Executive Chef and Owner at Cafe XIX in Seneca Falls, Casey Galloway, is in-studio to talk about her menu at the cafe and to share some gluten-free recipes and cooking tips.
Recipes mentioned in this episode:
Garden Vegetable Gazpacho
6 Fresh Large Tomatoes
2 English Cucumbers, peeled, seeded and small diced
¾ cup red onion, small diced
½ cup green bell pepper, small diced
½ cup yellow pepper, small diced
½ cup red pepper, small diced
¼ cup chopped fresh Italian parsley
1/8 cup chopped fresh cilantro
4 TBSP fresh lime juice
48 oz. tomato juice
3 ½ tsp. sea salt
Dice and chop all of your vegetables and set aside. Take your fresh tomatoes and cut them into manageable pieces for your food processor.
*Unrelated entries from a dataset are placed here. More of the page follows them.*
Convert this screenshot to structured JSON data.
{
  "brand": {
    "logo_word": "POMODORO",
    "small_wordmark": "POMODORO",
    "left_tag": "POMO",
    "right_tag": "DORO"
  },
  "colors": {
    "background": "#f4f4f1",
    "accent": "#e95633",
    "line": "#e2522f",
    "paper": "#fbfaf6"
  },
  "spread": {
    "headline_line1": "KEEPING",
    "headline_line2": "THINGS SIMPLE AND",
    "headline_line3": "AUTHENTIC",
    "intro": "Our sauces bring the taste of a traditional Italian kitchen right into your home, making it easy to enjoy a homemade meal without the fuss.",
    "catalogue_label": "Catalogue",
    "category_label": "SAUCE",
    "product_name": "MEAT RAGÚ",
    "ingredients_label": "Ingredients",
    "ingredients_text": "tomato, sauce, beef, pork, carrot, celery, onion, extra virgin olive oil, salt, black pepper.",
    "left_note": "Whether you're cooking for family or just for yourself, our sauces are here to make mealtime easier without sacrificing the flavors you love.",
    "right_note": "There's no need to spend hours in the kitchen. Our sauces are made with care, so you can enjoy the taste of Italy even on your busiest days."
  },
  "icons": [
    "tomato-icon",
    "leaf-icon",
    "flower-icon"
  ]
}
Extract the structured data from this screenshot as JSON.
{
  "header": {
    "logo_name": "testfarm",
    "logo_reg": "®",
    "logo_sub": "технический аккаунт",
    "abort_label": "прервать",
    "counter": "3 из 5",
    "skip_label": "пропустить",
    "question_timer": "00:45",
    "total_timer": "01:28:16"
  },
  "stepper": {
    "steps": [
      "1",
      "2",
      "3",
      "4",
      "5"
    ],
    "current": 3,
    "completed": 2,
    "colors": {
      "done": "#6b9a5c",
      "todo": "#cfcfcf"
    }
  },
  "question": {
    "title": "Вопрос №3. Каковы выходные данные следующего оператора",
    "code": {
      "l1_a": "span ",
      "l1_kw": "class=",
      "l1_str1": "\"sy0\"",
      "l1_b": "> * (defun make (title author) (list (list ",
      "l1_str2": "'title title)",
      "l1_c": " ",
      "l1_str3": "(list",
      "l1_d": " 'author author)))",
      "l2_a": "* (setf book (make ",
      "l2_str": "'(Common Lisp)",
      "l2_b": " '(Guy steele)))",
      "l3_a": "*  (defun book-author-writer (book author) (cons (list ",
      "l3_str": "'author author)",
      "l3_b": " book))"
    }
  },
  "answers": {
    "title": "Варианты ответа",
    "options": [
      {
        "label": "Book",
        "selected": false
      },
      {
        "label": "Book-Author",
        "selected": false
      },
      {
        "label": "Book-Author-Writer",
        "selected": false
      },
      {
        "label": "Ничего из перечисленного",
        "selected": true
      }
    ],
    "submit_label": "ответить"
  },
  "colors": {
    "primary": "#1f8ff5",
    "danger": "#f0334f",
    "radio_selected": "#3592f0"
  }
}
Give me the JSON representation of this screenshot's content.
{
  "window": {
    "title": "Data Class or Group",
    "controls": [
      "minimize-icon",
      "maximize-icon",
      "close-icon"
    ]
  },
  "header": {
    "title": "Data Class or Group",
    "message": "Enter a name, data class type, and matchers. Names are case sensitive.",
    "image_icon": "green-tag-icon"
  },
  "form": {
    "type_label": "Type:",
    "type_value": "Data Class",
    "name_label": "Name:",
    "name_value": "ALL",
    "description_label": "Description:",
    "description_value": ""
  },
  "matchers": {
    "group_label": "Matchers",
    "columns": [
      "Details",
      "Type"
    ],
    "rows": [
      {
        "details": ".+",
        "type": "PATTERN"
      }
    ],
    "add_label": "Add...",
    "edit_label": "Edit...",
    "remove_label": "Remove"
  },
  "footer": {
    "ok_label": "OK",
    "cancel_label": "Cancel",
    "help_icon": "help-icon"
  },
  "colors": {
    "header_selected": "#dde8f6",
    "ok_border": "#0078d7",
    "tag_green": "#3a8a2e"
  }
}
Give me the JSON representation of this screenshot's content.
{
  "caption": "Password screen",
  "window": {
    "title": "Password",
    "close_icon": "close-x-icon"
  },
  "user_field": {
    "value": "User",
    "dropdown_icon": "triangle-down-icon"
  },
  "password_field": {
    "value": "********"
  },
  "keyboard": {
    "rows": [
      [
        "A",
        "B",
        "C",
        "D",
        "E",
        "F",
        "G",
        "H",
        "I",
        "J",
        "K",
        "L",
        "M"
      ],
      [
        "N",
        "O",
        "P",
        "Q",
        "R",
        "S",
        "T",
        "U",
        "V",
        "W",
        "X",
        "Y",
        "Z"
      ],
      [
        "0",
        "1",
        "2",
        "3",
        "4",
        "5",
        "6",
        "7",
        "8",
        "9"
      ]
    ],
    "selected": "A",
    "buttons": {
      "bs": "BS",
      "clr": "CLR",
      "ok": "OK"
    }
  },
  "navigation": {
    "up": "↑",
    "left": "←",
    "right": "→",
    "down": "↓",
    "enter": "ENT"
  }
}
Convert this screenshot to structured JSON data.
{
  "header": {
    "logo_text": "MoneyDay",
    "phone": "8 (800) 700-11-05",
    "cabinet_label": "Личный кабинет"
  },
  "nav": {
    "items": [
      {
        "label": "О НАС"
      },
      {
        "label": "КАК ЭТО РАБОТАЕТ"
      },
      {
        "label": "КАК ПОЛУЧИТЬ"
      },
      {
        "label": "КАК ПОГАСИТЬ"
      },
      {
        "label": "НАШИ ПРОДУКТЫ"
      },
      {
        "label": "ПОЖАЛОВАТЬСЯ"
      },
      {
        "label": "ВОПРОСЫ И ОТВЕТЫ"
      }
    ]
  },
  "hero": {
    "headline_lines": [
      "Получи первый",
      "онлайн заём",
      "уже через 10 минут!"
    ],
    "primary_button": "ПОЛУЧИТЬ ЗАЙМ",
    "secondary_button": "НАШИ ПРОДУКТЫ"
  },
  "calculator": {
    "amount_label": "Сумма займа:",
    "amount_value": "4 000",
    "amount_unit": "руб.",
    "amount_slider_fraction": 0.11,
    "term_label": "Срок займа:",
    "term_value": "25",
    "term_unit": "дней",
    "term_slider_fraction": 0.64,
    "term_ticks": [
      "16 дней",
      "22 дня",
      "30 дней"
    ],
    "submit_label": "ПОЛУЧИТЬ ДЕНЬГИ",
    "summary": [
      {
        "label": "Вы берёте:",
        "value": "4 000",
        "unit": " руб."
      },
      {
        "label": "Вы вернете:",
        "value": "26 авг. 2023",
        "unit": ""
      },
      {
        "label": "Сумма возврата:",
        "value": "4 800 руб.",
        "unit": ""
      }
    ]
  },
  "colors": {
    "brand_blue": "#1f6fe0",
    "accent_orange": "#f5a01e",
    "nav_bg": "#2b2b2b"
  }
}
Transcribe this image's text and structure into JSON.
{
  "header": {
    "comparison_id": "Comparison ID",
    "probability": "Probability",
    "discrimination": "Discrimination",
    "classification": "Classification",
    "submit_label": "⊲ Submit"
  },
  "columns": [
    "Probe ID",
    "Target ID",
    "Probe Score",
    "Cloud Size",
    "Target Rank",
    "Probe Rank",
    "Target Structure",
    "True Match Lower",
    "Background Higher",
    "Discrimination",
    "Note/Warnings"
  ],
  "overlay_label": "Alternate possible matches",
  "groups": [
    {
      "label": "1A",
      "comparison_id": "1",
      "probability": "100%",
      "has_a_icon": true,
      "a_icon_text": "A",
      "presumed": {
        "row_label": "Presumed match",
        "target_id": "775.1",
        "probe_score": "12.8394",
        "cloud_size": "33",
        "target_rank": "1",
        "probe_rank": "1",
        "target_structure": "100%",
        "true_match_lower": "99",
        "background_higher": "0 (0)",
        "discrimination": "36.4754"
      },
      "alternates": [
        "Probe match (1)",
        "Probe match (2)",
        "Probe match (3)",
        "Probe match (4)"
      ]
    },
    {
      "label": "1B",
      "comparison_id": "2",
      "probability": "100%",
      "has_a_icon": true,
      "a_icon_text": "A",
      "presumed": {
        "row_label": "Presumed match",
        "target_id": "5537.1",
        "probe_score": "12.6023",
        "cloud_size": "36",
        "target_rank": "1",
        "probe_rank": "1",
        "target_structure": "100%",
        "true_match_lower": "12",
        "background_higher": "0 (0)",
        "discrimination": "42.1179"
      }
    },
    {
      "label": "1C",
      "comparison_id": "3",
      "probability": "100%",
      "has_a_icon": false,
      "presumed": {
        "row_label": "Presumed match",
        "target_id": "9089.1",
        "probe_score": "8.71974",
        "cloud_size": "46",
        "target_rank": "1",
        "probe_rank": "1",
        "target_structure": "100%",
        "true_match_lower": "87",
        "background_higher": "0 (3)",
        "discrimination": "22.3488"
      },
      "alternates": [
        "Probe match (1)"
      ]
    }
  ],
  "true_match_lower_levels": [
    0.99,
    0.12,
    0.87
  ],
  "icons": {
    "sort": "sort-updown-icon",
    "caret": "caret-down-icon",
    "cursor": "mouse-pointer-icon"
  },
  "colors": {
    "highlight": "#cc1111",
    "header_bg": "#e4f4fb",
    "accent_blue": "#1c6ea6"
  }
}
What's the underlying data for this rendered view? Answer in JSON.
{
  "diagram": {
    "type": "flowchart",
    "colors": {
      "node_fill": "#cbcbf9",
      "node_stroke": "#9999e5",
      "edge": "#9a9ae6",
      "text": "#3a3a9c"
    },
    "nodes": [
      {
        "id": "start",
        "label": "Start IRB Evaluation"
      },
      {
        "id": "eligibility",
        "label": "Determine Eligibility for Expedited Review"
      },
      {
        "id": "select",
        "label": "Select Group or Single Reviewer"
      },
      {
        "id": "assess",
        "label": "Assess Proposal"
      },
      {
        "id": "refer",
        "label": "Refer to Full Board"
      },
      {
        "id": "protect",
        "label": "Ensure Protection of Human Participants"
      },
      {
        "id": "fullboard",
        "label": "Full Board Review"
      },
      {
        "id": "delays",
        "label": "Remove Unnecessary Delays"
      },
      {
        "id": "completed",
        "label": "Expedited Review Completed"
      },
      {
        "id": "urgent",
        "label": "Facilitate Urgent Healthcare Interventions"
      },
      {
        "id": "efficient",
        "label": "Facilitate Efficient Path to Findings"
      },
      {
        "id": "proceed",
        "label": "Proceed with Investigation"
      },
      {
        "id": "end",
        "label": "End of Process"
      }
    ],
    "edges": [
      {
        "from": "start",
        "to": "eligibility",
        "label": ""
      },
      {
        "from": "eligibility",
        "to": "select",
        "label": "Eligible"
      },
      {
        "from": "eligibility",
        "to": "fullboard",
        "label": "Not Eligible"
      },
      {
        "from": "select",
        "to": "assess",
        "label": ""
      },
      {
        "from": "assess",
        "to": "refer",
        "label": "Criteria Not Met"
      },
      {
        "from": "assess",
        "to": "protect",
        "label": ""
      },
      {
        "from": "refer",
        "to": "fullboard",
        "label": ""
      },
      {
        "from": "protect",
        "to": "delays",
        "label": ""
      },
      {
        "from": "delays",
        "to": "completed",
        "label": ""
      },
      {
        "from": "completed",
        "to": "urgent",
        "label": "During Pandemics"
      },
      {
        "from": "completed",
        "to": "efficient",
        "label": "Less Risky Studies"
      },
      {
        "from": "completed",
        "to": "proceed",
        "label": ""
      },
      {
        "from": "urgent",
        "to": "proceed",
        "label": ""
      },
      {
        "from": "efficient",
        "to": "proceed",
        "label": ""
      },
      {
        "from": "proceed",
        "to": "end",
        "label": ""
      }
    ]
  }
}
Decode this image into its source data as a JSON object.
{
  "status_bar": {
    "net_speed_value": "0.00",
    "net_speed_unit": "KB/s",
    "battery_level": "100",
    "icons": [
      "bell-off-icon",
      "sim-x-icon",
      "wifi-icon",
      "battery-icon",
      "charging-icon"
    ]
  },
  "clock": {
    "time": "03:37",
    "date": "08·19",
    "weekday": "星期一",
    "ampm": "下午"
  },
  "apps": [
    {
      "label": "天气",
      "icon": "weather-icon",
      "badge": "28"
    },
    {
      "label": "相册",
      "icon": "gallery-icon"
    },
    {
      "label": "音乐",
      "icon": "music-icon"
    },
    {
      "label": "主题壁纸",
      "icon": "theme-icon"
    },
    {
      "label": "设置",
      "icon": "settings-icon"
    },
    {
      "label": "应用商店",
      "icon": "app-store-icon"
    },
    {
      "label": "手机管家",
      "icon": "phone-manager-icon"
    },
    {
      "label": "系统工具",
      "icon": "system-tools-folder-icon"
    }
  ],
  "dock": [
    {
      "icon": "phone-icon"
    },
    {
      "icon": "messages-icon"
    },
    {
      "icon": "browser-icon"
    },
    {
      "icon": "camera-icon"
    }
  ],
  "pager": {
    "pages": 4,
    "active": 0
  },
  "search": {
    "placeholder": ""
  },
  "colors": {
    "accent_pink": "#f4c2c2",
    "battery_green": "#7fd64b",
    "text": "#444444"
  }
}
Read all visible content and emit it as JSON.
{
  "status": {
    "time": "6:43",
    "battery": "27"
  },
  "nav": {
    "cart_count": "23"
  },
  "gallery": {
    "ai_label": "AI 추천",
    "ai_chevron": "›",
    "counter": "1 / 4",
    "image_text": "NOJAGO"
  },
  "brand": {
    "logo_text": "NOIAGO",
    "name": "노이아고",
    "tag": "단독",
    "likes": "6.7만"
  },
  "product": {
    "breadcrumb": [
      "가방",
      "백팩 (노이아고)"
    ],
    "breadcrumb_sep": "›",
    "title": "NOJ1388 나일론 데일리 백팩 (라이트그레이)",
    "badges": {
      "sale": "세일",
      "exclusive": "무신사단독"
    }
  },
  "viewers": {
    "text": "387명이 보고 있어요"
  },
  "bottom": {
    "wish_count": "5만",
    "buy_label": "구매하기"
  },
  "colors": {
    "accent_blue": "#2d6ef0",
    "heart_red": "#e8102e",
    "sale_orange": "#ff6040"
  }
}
Puree them in the food processor with the 2 tsp of sea salt. You want the tomato mixture to be a salsa like consistency. Dump your pureed tomatoes into a large bowl. Add the tomato and lime juice to the tomato puree. Now just mix in the diced veggies and herbs and heck for seasoning ( add remaining sea salt if needed). Chill the coup until you are ready to enjoy it.
Fresh Tomato Basil Soup with Tortellini
1 small onion, diced
4 cloves garlic, chopped
8 fresh tomatoes, cut into quarters
2 tsp salt
2 cups chickens stock, or water
10 – 12 fresh basil leaves
2 TBSP Balsamic Vinegar
2 TSBP Olive Oil
1 Cup Heavy Cream
1 Bag of Tortellini
Sauté onions and garlic in olive oil until tender. Add tomatoes and salt and cook over medium heat for 2 to 3 minutes or until tomatoes start to break down. Add chicken stock and vinegar to the tomato mixture, cover and let it lightly simmer for 15 minutes. Remove from heat and add the basil and heavy cream. Puree until smooth with an immersion blender. Taste for seasoning and add more salt if needed. Place soup back on low heat and add tortellini. Let the tortellini cook for 5 minutes.
Note: If not eating the soup immediately don’t add the tortellini, it will get mushy if it sits in the liquid for too long. So just wait until you are ready to eat the soup and reheat it and add your tortellini at that time.